Кожа под повязкой распухла и покраснела, а рана стала темной. Хелен принесла теплой воды, мыло, антисептик и свежий бинт. Промыв и обработав рану, она снова забинтовала руку, и Патрик поцеловал ее в губы.
– Папа, – укоризненно произнесла она, осторожно отстраняясь.
– Прости, прости, – извинился он, чувствуя, как его снова накрывает волна стыда – и злости.
Женщины всю жизнь его подводили. Сначала Лорен, потом Дженни, а за ней другие. Но не Хелен. Нет, кто угодно, только не Хелен. И все же она ему солгала. Он видел это по ее лицу, искреннему, не привыкшему к обману, и внутренне содрогнулся. Он снова вспомнил свой сон – как тело Лорен переворачивалось в воде. История повторялась, вот только женщины менялись к худшему.
Никки
Дженни сказала, что кому-то пора с этим разобраться.

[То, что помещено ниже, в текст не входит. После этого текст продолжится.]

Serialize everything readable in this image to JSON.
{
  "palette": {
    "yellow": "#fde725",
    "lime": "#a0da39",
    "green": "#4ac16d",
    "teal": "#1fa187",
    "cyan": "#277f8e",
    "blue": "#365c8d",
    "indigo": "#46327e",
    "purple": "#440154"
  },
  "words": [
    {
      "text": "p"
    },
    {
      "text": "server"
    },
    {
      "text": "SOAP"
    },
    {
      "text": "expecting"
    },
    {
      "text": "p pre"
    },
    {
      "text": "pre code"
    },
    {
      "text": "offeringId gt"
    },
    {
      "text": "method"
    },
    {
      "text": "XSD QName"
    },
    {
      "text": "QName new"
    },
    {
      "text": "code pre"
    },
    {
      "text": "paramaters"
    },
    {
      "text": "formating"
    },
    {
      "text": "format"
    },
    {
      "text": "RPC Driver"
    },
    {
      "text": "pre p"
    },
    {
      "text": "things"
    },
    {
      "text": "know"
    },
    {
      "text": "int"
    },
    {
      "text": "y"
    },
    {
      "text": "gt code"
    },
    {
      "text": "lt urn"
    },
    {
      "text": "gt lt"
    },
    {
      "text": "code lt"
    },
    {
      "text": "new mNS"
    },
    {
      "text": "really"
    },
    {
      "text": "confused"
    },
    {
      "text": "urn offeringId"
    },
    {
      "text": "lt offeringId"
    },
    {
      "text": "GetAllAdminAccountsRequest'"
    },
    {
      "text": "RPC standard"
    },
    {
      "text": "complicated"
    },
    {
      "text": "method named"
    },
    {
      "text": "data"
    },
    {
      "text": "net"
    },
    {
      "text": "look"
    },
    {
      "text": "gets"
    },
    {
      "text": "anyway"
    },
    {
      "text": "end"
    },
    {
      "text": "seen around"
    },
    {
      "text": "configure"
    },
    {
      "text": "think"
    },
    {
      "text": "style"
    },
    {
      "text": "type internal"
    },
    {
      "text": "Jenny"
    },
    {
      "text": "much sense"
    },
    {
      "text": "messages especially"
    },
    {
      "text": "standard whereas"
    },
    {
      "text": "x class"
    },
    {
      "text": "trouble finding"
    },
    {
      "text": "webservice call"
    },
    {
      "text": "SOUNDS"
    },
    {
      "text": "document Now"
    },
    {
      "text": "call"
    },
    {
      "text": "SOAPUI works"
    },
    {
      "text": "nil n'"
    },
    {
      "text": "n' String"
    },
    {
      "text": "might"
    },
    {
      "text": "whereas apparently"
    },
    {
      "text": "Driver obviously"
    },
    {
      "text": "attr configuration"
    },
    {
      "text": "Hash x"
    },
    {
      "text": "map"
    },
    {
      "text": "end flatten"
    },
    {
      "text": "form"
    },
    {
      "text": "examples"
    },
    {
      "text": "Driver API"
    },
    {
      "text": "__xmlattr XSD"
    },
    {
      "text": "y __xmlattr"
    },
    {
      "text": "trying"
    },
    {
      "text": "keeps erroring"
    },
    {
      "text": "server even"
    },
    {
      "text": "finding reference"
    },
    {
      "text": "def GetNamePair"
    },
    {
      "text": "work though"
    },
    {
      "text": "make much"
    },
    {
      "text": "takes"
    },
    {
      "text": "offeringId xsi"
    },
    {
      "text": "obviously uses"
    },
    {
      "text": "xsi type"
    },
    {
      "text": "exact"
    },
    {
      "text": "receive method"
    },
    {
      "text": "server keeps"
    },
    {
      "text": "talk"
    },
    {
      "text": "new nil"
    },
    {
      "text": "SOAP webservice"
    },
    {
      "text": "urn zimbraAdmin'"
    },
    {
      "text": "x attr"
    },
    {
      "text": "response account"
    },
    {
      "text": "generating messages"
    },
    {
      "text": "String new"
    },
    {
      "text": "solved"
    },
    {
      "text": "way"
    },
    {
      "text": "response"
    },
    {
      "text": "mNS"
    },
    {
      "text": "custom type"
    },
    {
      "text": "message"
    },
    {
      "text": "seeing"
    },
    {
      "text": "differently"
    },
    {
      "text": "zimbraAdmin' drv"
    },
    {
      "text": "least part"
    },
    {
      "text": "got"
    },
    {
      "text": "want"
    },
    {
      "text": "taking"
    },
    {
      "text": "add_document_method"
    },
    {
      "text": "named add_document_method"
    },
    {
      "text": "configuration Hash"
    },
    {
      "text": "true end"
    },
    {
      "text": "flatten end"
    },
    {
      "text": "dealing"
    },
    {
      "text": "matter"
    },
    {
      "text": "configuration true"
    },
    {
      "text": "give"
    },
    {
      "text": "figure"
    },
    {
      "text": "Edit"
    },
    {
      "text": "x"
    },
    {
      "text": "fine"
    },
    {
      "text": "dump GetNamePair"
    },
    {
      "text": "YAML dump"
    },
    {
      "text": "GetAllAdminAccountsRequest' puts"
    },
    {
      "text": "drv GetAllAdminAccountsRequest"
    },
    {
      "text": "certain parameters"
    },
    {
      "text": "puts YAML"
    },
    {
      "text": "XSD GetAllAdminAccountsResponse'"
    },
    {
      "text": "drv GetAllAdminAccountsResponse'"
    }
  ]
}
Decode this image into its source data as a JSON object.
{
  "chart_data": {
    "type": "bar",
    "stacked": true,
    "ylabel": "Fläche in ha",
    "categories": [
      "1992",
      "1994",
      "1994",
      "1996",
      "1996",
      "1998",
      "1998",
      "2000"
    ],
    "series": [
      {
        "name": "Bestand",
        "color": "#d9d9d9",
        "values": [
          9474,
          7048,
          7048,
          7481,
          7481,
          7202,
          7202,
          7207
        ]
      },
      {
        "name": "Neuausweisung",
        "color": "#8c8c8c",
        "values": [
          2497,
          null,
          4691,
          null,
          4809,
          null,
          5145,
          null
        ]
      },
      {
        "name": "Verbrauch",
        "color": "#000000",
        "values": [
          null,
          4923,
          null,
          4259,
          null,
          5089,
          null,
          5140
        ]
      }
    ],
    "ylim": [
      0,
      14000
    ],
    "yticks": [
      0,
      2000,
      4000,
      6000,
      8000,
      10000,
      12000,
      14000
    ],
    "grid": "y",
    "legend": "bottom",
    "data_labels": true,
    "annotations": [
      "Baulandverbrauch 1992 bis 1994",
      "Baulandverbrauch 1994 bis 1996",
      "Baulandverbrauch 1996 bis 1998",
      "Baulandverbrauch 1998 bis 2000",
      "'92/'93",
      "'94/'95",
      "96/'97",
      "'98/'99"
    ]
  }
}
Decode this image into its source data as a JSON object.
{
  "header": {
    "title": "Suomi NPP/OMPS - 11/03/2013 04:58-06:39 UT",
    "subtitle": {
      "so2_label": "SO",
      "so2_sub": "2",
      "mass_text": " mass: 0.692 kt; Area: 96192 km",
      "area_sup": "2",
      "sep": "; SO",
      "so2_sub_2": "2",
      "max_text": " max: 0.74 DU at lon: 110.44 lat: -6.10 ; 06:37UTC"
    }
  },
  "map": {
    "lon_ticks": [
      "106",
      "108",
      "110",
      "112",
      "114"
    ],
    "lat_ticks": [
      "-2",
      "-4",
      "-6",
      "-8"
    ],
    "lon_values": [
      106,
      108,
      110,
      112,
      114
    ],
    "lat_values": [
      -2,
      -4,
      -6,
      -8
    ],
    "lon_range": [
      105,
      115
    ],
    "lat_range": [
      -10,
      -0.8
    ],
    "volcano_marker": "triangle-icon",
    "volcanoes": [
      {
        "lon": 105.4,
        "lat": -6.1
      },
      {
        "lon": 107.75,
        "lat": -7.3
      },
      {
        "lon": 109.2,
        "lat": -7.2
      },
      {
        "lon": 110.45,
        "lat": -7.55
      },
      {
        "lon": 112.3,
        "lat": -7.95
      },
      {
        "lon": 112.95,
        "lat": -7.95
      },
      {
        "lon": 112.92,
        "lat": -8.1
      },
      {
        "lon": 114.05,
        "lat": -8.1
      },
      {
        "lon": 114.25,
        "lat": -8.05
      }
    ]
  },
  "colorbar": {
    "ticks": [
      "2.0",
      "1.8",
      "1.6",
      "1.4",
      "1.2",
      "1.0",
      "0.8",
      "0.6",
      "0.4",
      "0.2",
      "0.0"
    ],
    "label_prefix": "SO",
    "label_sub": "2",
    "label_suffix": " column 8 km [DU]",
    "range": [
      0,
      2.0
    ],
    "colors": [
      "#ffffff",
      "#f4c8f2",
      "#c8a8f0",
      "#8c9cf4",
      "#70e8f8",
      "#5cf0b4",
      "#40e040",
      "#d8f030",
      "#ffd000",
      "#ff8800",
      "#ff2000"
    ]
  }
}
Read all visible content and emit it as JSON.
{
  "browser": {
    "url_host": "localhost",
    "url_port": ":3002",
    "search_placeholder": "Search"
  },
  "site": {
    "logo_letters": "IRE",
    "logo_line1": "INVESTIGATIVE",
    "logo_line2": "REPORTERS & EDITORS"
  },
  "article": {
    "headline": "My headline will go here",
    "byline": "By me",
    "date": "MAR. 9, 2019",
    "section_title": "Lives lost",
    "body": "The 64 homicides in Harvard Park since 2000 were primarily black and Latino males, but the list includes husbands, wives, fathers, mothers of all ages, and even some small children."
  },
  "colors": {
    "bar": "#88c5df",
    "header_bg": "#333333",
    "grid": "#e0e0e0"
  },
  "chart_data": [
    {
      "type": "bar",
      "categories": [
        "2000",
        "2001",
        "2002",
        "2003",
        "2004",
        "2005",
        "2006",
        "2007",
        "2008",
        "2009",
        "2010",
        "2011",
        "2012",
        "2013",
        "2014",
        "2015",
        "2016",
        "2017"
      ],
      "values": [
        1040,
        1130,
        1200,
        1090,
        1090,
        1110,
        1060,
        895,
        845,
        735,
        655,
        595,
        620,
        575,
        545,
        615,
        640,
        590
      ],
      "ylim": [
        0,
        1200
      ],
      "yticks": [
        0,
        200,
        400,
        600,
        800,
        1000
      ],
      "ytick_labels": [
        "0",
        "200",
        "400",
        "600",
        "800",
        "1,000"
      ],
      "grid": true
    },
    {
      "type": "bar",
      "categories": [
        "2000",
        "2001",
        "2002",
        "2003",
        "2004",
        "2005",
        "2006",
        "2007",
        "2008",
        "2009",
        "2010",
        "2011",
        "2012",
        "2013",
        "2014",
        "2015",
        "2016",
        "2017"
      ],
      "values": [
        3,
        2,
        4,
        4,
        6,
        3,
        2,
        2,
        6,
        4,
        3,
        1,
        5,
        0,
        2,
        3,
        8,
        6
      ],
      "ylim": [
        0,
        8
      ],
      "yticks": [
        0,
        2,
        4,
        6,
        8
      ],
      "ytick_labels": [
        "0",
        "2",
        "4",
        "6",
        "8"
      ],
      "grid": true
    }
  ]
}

– Тебе легко говорить, – возразила Никки. – И ты запела по-другому, правда? А раньше велела мне помалкивать ради собственного спокойствия. А теперь говоришь: хватит молчать?
Дженни никак не отреагировала на эти слова.
– Что ж, в любом случае, я пыталась. Ты знаешь, что это так. Я указывала нужное направление. Я предупреждала сестру, или не так? Разве я виновата, что меня никто не слушает? А-а, я намекаю слишком туманно, так, что ли? Слишком туманно! А ты хочешь, чтобы я ходила и выкладывала каждому все как есть? Подумай, куда тебя саму завел твой длинный язык!
Они спорили весь вечер.
– Это не моя вина! Ты не можешь меня упрекать! Я никогда не желала Нел Эбботт неприятностей. Я только рассказала ей, что знаю сама, вот и все. Ты же сама меня просила. С тобой все равно ничего хорошего не выйдет, это точно. Я даже не знаю, зачем с тобой разговариваю.
Дженни действовала ей на нервы. Она никак не могла угомониться. И самое ужасное – ну, не самое, потому что самым ужасным было отсутствие сна, – то, что Дженни, возможно, права. Никки знала это с самого начала, с того первого утра, когда почувствовала это, сидя у окна. Еще одна. Еще одна жертва реки. Она это сразу поняла и даже хотела поговорить с Шоном Таунсендом. Но не стала и правильно сделала. Она видела его реакцию, стоило ей упомянуть его мать: маска доброжелательности на мгновение приподнялась, а под ней скрывалась злость. В конце концов, он же был сыном своего отца.
– Тогда с кем? С кем, подруга? С кем мне поговорить? Только не с женщиной из полиции. Даже не предлагай. Они все одинаковые! Она же сразу доложит начальнику, скажешь нет? Но если не с ней, то с кем? С сестрой Нел?
Она не вызывала у Никки доверия. Вот девчонка – другое дело. «Но она же еще ребенок», – возразила Дженни, на что Никки заявила:
– И что? Да у нее в мизинце храбрости больше, чем у половины города вместе взятого.
Да, она поговорит с девчонкой. Правда, пока не решила, что именно ей скажет.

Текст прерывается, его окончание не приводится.